Leading from a really sappy song into a complete reversal, Born Of Fire and Gordon wail into those heavy rhythms and Fates Warning-esque screams with “Spiritual Warfare.” It’s probably the best song of the album, with some cool guitar work in between passages, interesting structure that doesn’t necessarily follow the verse-chorus-verse-chorus pattern, and some of Tittsworth’s more dynamic vocals. With quality lyrics and melodies that one can follow, it may really be the highlight of the album. I’m almost certain the last half of the album is the strongest, as the final track “When Hope Dies” has a nice driving riff and the best vocal melody. Gordon’s voice really comes through on this song, and isn’t battling with the guitars for spotlight. It’s a short, simple song that shows off a bit of the band’s other influences with some thrash drums coming in to pull some aggression. As a drummer, this track got my attention with its drum pattern. Really simple, but it followed the guitars so damn tight, and gave it a boost of energy where it needed it.
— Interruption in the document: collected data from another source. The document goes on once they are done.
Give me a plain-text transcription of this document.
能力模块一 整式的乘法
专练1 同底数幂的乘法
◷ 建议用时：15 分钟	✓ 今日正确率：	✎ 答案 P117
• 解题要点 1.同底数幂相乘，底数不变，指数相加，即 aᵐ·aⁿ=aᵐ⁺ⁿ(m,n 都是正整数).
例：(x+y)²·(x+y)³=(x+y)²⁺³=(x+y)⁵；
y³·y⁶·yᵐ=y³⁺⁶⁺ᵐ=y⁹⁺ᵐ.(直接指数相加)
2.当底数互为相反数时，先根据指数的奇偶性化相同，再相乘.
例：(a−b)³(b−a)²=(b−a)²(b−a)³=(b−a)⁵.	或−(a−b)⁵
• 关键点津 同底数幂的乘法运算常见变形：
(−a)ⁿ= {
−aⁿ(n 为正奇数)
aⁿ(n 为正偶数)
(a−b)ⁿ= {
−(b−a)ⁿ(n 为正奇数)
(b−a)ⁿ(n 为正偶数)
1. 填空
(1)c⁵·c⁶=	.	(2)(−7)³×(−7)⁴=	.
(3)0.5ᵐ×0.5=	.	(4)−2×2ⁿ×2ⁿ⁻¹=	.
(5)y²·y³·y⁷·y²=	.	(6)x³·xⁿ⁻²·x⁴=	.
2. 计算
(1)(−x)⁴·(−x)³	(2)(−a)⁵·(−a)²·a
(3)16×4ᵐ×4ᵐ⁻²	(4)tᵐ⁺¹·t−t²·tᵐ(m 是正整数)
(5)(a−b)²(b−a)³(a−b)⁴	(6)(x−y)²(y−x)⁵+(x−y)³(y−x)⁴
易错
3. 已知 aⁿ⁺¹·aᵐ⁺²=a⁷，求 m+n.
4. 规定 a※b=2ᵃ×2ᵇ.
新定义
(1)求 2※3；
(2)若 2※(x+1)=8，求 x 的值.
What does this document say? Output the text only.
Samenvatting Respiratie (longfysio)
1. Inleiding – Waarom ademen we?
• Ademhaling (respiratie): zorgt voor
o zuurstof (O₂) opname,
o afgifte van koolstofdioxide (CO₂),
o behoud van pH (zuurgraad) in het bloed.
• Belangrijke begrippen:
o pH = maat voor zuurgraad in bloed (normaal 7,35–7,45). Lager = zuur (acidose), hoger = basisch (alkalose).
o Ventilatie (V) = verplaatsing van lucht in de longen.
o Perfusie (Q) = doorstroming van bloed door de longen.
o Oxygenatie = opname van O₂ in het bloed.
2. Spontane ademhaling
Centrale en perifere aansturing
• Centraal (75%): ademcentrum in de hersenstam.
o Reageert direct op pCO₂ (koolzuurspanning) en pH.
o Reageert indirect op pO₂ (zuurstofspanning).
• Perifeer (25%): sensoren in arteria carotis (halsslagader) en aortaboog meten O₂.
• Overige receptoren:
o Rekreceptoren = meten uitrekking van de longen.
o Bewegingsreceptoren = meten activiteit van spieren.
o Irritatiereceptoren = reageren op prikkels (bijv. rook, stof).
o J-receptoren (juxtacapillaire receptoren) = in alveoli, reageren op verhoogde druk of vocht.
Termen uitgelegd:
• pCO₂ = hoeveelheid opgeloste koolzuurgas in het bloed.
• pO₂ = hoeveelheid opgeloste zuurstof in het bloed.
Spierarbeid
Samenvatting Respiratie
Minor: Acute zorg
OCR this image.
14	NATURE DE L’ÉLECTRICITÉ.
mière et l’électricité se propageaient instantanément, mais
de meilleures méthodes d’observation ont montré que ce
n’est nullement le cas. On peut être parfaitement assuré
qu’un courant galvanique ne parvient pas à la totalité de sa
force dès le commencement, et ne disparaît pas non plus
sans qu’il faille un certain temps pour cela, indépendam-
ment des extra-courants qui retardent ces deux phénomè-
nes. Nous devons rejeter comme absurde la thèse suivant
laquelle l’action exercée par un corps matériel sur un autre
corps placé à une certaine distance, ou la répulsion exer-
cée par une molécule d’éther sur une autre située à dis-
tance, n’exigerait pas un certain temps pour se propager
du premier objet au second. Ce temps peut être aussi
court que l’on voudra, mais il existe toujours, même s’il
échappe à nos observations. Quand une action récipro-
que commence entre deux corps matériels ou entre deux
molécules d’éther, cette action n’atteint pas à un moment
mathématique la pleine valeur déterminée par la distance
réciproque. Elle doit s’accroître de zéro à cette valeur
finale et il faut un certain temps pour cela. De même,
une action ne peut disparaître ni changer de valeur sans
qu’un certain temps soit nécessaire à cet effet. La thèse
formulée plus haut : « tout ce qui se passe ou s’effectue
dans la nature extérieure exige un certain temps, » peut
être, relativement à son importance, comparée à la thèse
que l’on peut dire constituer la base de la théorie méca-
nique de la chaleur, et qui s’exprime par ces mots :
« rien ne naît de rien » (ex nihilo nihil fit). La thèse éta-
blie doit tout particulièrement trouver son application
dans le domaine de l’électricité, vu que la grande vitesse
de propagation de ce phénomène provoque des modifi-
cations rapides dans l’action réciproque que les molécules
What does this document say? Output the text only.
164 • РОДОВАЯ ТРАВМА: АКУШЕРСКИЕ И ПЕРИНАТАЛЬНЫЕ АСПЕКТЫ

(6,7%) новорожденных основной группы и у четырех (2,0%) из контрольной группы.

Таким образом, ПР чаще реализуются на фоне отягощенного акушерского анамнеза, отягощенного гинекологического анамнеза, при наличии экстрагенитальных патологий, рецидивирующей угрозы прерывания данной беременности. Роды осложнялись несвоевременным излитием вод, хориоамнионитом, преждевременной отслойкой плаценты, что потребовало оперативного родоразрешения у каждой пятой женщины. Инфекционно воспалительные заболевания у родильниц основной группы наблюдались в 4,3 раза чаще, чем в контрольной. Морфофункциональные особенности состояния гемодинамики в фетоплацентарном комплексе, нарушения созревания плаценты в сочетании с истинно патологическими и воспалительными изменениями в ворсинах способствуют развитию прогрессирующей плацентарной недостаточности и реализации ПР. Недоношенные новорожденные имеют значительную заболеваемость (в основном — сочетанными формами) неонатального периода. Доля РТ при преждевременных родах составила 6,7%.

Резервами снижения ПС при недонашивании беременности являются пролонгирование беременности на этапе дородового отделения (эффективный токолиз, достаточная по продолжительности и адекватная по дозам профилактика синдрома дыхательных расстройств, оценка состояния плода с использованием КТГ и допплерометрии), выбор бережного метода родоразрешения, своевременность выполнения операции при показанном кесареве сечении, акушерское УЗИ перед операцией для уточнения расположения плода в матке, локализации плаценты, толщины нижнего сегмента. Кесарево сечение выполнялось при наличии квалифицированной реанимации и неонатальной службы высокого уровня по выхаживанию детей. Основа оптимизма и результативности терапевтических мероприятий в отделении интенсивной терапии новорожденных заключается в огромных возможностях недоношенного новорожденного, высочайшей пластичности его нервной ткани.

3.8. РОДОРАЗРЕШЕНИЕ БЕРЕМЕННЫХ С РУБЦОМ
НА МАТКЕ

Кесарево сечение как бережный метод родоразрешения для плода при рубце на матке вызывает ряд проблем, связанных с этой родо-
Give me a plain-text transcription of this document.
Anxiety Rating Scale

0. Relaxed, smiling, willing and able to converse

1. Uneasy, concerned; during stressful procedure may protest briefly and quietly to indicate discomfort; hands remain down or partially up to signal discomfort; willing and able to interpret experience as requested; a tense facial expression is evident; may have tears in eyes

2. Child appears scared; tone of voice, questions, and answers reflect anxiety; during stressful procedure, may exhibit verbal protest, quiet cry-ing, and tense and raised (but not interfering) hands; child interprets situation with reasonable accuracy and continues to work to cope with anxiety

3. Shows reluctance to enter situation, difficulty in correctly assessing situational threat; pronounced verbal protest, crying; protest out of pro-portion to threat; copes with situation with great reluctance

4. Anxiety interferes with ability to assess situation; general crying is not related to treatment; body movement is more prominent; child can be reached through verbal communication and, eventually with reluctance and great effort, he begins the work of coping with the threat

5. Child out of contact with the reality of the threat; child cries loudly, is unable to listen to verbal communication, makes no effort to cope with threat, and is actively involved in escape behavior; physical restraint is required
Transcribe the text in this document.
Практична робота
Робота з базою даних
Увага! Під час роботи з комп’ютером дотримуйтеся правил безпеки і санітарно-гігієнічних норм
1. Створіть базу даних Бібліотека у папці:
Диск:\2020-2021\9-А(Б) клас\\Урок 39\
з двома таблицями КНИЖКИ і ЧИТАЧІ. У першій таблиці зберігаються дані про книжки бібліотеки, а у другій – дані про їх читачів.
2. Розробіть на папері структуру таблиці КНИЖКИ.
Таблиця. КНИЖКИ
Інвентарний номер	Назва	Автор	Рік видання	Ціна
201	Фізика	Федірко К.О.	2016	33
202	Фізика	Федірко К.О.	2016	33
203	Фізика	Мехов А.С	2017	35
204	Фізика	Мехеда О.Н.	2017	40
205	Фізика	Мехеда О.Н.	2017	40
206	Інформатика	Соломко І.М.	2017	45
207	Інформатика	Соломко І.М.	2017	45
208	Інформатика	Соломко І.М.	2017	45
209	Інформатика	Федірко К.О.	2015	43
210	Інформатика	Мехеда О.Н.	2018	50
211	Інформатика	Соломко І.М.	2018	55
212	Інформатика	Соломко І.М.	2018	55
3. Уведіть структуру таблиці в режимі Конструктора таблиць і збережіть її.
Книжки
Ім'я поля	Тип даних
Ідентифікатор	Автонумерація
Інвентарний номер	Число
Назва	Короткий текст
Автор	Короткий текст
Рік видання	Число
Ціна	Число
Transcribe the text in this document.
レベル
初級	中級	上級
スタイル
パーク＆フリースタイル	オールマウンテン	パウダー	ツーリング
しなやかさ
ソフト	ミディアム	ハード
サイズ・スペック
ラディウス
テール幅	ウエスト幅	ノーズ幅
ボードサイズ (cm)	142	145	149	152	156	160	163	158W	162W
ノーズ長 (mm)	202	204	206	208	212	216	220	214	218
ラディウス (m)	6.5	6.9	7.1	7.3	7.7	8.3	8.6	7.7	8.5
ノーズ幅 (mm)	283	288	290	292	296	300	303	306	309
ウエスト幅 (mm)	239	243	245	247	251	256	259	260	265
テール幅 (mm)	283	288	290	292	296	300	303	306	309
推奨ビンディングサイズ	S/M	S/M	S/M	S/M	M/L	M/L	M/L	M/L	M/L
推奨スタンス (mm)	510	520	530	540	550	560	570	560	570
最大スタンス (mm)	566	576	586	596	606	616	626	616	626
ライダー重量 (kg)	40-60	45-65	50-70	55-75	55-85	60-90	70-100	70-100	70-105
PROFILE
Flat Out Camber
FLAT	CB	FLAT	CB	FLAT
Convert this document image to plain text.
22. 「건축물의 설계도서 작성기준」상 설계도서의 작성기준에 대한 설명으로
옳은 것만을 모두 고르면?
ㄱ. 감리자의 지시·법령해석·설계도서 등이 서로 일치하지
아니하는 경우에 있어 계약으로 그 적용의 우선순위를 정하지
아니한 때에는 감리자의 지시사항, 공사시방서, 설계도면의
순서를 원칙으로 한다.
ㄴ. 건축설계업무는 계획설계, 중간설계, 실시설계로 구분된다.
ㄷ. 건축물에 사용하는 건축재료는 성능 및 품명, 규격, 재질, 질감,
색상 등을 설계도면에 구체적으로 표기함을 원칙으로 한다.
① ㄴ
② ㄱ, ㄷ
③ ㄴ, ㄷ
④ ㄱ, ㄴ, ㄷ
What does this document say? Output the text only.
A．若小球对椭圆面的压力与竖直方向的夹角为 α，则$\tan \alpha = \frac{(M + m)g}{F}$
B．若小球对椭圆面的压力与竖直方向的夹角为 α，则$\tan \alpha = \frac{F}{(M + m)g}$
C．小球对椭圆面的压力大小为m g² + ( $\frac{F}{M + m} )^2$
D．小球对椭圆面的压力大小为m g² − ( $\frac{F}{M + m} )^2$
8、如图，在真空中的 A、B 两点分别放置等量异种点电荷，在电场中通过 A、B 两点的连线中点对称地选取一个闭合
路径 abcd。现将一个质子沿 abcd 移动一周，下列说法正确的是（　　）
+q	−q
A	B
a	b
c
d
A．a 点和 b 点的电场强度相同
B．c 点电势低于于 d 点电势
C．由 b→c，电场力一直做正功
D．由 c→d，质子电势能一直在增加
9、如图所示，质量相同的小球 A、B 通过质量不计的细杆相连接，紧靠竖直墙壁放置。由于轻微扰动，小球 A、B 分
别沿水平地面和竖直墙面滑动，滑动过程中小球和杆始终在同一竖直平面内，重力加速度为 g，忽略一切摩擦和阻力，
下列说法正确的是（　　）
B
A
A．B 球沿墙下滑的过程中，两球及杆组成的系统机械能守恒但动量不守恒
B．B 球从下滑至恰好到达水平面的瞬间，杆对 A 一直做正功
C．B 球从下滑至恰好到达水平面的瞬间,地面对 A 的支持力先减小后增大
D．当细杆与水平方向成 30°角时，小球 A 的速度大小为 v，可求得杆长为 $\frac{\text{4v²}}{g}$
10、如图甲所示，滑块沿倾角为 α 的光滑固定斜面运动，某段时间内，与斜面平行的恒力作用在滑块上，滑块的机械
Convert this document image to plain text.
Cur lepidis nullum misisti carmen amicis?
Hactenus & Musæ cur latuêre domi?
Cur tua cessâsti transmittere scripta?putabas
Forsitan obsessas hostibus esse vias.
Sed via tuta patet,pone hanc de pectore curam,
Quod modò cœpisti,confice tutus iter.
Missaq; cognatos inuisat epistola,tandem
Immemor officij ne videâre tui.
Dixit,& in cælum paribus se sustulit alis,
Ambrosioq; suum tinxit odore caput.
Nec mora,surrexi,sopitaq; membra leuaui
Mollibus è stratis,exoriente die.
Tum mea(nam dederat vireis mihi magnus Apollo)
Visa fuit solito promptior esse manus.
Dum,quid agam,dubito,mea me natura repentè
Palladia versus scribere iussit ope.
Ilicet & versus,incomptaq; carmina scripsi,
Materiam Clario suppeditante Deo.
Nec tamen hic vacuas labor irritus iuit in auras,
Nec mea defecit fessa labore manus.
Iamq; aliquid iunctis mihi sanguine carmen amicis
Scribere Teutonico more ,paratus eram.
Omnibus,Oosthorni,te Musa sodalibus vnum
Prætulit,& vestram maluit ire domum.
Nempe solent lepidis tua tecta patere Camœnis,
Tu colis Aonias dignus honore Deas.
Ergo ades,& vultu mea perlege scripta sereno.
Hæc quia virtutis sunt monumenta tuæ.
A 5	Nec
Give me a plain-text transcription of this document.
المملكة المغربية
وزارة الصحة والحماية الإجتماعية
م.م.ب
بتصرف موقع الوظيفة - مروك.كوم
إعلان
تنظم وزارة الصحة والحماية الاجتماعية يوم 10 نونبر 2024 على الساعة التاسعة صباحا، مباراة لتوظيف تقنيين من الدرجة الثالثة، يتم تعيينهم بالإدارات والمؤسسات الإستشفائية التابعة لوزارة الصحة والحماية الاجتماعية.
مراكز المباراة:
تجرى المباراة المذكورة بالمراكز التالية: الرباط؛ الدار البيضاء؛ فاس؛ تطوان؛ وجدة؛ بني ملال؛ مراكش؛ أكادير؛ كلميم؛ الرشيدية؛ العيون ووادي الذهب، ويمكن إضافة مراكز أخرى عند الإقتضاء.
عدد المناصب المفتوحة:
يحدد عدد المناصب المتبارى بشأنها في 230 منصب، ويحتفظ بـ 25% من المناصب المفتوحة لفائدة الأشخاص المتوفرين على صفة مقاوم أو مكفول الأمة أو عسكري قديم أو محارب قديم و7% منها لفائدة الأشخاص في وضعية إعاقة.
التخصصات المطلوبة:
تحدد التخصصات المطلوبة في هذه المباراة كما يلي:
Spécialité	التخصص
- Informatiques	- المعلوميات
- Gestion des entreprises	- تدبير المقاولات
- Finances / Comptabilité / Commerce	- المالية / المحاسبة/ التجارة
Overall, the album is decent and solid, but leaves me wanting. The first half feels flat to me, and could use a boost of energy. The sound is mostly melancholic and dark, which is understandable with guitarists doing work in death and doom bands as well as Born Of Fire. Sometimes Gordon’s high vocals don’t mesh well with the songs and seem overdone. He has a good voice, but sometimes the really high notes made me wince. Dead Winter Sun is average power metal with nothing much to really make it stand out other than a song with poorly done harsh vocals and an attempt to be modern with a halftime in the middle. There’s potential for them to be something else than average, but they have yet to find it.